Nicolas stood up and put the palm of his hand on Drago’s hair.
“Drago’,” he said, “you take Via Vicaria Vecchia.” And he lifted his fingers all of a sudden, as if he’d just cast a spell.
Drago’ got up from the chair and raised his hands, palms turned toward the ceiling, pumping his arms up and down, as if lifting an invisible weight. Raise the roof.
The others applauded, and there were even a few shrill whistles. “Go, Drago’…”
“Briato’, you’re in charge of Via delle Zite,” Nicolas proclaimed, and laid his hands on his hair.
“Briato’,” said Biscottino, “if you want to be in charge, though, you need to do some push-ups every morning…”
Briato’ pretended to punch him in the nose, and then kneeled in front of Nicolas, bowing his head.
“Drone, my friend,” Maraja continued, “for you we have Vico Sant’Agostino alla Zecca.”
“Fuck,” said Briato’, who had gone back for another glass of champagne. “That way, now you can use your little drone machines for our own good.”
“Briato’, just get the hell out of here, go on.”
“Lollipop, you get Piazza San Giorgio.”
Progressively, as Nicolas assigned the piazzas for the various markets, the chairs emptied out, and each one who had received his own zone—his own piazza!—would exchange compliments with the one appointed before him, wrapping him in a hug, taking his face in his hands and staring deep into his eyes, like a couple of warriors about to take the field of battle.
Stavodicendo got Piazza Bellini and Pesce Moscio got one that was between Via Tribunali and Via San Biagio dei Librai. “Stavodice’, you’re moving up in the world!”
“Denti’,” said Maraja, “what do you think about Piazza Principe Umberto?”
“What do I think about it, Maraja? Amm’ ’a scassà i ciessi! We need to bust everyone else’s chops
.”
Nicolas turned around and went to pour some champagne. “We’re done, right? Let’s take charge!”
“What about you, Maraja?” asked Dentino.
“I’ll take the delivery service, the floating market.”
Biscottino, who was sitting in the armchair in the middle of the room, had watched Nicolas walk past him at least four times. He felt like a benchwarming athlete being ignored by his coach. Biscottino’s lower lip was starting to quaver, he’d stabbed his fingernails into the armrests, he was trying to focus his eyes on some random point to keep from meeting the rowdy laughter of his friends, who had just raised a toast to the guagliuncello who’d been left with nothing to eat.
Nicolas threw back his glass of champagne in a single gulp and then told Biscottino to stand up. Shamefully he approached his boss, who laid a hand on his shoulder.
“You shat your pants, didn’t you? Are your undies still dry?”
More laughter and more clinking champagne glasses.
Then Nicolas gave Biscottino a gentle slap in the face and assigned him a market.
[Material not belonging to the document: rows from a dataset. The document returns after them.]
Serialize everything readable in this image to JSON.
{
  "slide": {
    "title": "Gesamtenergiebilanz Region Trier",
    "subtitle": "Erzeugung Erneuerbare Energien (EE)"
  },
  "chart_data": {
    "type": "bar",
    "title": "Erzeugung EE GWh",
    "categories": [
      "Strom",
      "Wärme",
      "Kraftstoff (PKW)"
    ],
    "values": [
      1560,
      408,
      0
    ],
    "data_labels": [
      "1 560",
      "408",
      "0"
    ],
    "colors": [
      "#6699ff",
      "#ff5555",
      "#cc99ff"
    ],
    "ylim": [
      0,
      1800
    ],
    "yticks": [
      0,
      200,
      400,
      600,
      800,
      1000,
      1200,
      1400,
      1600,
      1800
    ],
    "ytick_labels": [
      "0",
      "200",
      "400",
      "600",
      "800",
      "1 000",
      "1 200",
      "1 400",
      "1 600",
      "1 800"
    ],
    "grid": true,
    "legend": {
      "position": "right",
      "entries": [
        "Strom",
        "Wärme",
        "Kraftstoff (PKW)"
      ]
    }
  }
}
A market all his own. A piazza.
A piazzetta. ’Na piazzulella.
Now the party could really begin.
AMM’ ’A SCASSÀ I CIESSI
There’d been a terrorist bombing. They were all standing around Drone’s laptop looking at the screen, where footage of the explosion alternated with photographs of the bombers.
“Look at the fucking beards those guys are wearing,” said Tucano.
“Ua’, they’re almost like the ones we wear,” said Pesce Moscio.
“These guys have got balls on them, guagliu’,” said Nicolas.
“As far as I’m concerned, they’re just a bunch of bastards. They’ll kill anyone. They killed a kid,” said Dentino.
“Did they kill a kid of yours?”
“No.”
“Then what the fuck do you care?”
“But I could have been there!”
“Were you?” And then he waited long enough to get a no in response and concluded: “They’ve got balls on them.”